My opinion of him isn't too high. He likes to brandy himself about as some sort of hacker hero, but in truth, he's not really contributed much to OSS. Combined with him standing up a packed audience at my college without even bothering to call and cancel, and general nutjobery (see his rants about guns or mysticism) I'm somewhat less than a fan.
We need wackos like Stallman. He's a little south of sanity, but damn, he's slung a lot of code and really changed the landscape of technology with his idealism.
> My opinion of him isn't too high. He likes to brandy himself about as some sort of hacker hero, but in truth, he's not really contributed much to OSS.
OSS ESR has been involved in or founded:
Fetchmail,
GPSd,
CML2,
The Cathedral and the Bazaar,
The Jargon File,
Terminfo/Termcap,
VC Mode/GUB in Emacs (ESR is the second biggest lisp contributor to Emacs after RMS),
Contribs to Gnuplot, Gnome, Python, Groff and Nethack,
GNU Toolkit SED,
Hexdump,
gif2png,
Bogofilter,
Countless Howtos at the LDP
With the exception of the above, you're right he's not contributed much to OSS. I'm not saying ESR's not a polarising person (I've met both ESR and RMS, both can be black and white people) but he has contributed a lot to OSS.
As noted below, his versions (or contributions) to most of those software projects were all pretty trivial. And listing "projects" like hexdump is kind of cute -- it's 211 lines of code.
The one claim that stood out there -- the one that gave a really testable statement that would have surprised me if true was, "ESR is the second biggest lisp contributor to Emacs after RMS". I thought, hey, there'd be a surprise, so I decided to run cvstat on the emacs lisp subdir:
- RMS contributed the 2nd most code to Emacs' Lisp with 217542 lines of changes.
- ESR contributed the 39th most code to Emacs' Lisp with 6367 lines of changes.
The reason that I don't like the guy so much is because he claims to speak for a movement, that by his own prognostication is a meritocracy, and I don't feel like he has the credibility for that. Combined with the fact that I think a lot of what he says is bozo-riffic, I'd prefer him step back from his self-appointed spokesman position.
Pretty much. Most influential wackos tend to be single minded about some ideological point. Sometimes that gets them a peace prize, other times it involves invading neighboring countries. ;-)
I've talked to him. It's amusing. And inspiring. And a little frustrating.
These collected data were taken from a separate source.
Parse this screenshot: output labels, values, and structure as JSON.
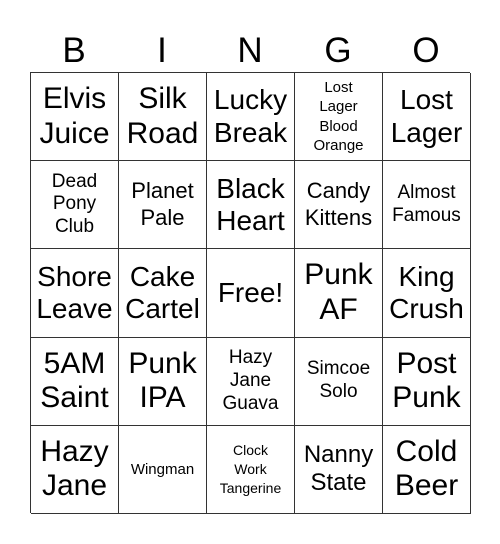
{
  "header": {
    "letters": [
      "B",
      "I",
      "N",
      "G",
      "O"
    ]
  },
  "grid": {
    "rows": [
      [
        "Elvis Juice",
        "Silk Road",
        "Lucky Break",
        "Lost Lager Blood Orange",
        "Lost Lager"
      ],
      [
        "Dead Pony Club",
        "Planet Pale",
        "Black Heart",
        "Candy Kittens",
        "Almost Famous"
      ],
      [
        "Shore Leave",
        "Cake Cartel",
        "Free!",
        "Punk AF",
        "King Crush"
      ],
      [
        "5AM Saint",
        "Punk IPA",
        "Hazy Jane Guava",
        "Simcoe Solo",
        "Post Punk"
      ],
      [
        "Hazy Jane",
        "Wingman",
        "Clock Work Tangerine",
        "Nanny State",
        "Cold Beer"
      ]
    ]
  }
}
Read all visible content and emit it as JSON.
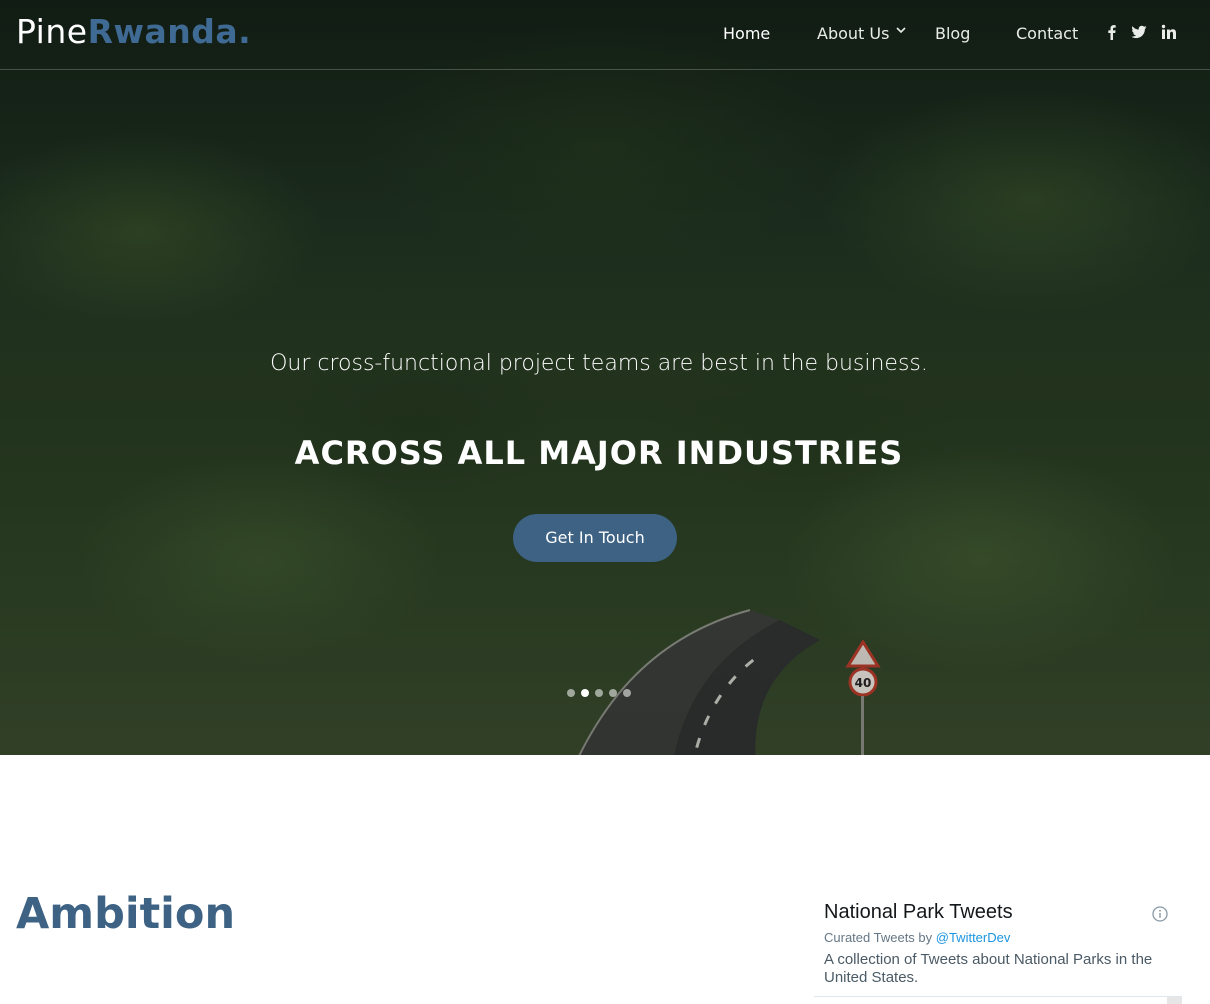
{
  "brand": {
    "part1": "Pine",
    "part2": "Rwanda",
    "part3": "."
  },
  "nav": {
    "items": [
      "Home",
      "About Us",
      "Blog",
      "Contact"
    ],
    "active": "Home"
  },
  "social": [
    "facebook-icon",
    "twitter-icon",
    "linkedin-icon"
  ],
  "hero": {
    "tagline": "Our cross-functional project teams are best in the business.",
    "headline": "ACROSS ALL MAJOR INDUSTRIES",
    "cta_label": "Get In Touch",
    "slides": 5,
    "active_slide": 2,
    "sign_text": "40"
  },
  "section": {
    "title": "Ambition"
  },
  "twitter": {
    "title": "National Park Tweets",
    "curated_prefix": "Curated Tweets by ",
    "handle": "@TwitterDev",
    "description": "A collection of Tweets about National Parks in the United States."
  },
  "colors": {
    "accent": "#3d6283",
    "logo_accent": "#3f6a93",
    "link": "#1b95e0"
  }
}
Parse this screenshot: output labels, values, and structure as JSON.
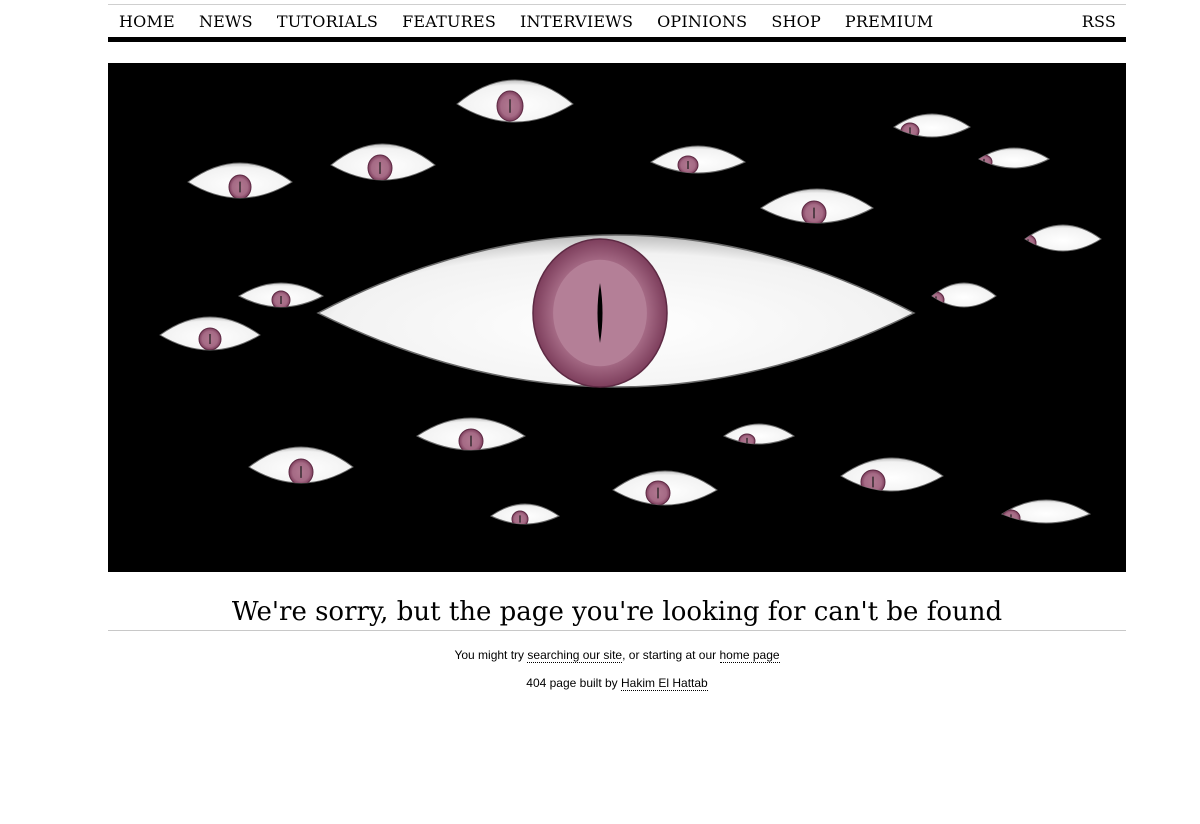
{
  "nav": {
    "items": [
      "HOME",
      "NEWS",
      "TUTORIALS",
      "FEATURES",
      "INTERVIEWS",
      "OPINIONS",
      "SHOP",
      "PREMIUM"
    ],
    "rss": "RSS"
  },
  "heading": "We're sorry, but the page you're looking for can't be found",
  "suggestion": {
    "prefix": "You might try ",
    "search_link": "searching our site",
    "middle": ", or starting at our ",
    "home_link": "home page"
  },
  "credit": {
    "prefix": "404 page built by ",
    "author_link": "Hakim El Hattab"
  },
  "colors": {
    "hero_bg": "#000000",
    "iris": "#b07890",
    "iris_ring": "#8a4a68",
    "eye_white": "#ffffff"
  },
  "icons": [
    "eyes-illustration"
  ]
}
At least as of a couple years ago he'd still interrupt you every single time you said "Linux" to stick a "GNU" in there.
That's a long list, but most of them are toys, scripts or quick hacks. Even the ones that almost look significant at first glance -- i.e. bogofilter or sed -- not so much.
His version of bogofilter was 900 lines of code and his version of sed 1700. I'd guess that the total amount of code that he's written that gets packaged for a standard Linux distribution is maybe 5k LOC. That's being generous, honestly. And that's what I find disingenuous when he's busy talking about his prolific OSS background.
The comments about Stallman's sanity weren't meant to be taken literally. I assumed that was obvious.
Ok, you don't think that's much code/of very high quality/of much usefulness . . . very well, I now respectfully ask you to tell us how much/of what quality/how useful code YOU have contributed.
We need wackos like Stallman. He's a little south of sanity, but damn, he's slung a lot of code and really changed the landscape of technology with his idealism.